The House’s bill would have required that people who got cancellation notices be allowed to appeal to an “independent external third party” for review before being dropped or impacted. Under that rule, an insurance company could only cancel someone’s policy if there was “clear and convincing evidence of fraud.” But those provisions never made it to the final bill that was signed. Reuters claims that Wellpoint lobbyists “helped quash proposed provisions that would have required a third party review of its or any other insurance company’s decision to cancel a customer’s policy.”
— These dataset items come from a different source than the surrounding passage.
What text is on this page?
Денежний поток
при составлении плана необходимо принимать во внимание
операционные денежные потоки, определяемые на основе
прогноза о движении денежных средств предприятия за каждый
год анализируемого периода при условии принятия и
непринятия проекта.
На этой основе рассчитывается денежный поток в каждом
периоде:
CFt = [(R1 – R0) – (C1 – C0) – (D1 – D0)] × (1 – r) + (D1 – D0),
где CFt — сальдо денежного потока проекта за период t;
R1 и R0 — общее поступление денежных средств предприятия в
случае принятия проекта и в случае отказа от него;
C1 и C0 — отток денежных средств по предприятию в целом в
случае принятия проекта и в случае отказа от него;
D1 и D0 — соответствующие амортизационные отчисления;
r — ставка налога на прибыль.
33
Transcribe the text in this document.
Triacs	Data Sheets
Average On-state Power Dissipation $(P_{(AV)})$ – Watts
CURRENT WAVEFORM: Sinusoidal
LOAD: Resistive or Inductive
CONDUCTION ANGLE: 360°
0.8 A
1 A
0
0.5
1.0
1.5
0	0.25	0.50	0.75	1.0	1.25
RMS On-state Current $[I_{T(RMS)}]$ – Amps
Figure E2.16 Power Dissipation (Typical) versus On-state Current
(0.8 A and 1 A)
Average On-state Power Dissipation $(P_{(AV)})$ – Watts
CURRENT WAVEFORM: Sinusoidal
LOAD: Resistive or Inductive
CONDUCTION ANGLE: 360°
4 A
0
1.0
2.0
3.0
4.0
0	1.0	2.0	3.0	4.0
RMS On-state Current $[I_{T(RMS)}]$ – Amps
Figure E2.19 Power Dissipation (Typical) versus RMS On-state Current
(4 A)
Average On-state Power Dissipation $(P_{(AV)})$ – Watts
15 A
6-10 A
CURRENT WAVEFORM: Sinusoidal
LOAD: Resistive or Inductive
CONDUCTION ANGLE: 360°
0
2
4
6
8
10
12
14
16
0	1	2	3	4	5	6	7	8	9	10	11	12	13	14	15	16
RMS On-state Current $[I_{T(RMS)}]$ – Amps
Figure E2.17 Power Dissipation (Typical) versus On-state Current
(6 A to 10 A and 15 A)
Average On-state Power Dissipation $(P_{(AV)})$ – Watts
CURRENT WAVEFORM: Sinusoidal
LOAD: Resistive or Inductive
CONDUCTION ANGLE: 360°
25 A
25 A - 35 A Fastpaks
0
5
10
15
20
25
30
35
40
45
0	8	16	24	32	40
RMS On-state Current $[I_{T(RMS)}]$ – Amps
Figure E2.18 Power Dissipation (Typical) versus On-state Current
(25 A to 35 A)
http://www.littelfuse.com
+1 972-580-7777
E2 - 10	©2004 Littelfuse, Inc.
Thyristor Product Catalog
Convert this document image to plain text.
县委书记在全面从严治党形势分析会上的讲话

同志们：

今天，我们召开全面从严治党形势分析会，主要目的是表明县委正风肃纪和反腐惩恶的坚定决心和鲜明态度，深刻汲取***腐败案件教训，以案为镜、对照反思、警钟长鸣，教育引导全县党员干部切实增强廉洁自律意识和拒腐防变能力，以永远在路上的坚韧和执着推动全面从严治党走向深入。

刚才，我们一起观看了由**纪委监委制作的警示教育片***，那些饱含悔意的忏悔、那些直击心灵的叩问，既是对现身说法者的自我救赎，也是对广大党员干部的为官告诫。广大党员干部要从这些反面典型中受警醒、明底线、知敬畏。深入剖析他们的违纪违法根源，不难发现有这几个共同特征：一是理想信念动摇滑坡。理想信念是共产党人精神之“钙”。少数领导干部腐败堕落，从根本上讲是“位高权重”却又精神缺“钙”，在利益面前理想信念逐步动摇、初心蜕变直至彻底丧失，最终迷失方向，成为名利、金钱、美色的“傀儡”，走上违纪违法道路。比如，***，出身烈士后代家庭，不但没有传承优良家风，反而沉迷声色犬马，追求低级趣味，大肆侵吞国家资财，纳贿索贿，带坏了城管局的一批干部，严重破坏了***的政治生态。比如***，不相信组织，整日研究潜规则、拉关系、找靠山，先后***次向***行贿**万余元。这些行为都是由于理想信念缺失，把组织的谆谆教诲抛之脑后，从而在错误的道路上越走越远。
Is this some prediction of future doom and gloom? No, it’s going on right now. People’s policies have already been canceled. WellPoint is claiming that the applications were fraudulent, but that’s both unlikely and unsupported. Waas says they were dropped “based on either erroneous or flimsy information.”
Though Harry Reid had promised to revisit the health care bill in the coming year, it doesn’t seem to be on the schedule. So WellPoint got protected, and patients with a serious illness have no recourse when an insurance company decides they cost too much and cancels them. The only coverage left to these patients, who may have paid in for many years without illness to date, would be the high-risk pools.
It would be nice if this were all some silly conspiracy theory. Unfortunately, the facts are pretty glaring. What else will surface? Perhaps we’ll find out about more of them as other behind the scenes details are unearthed.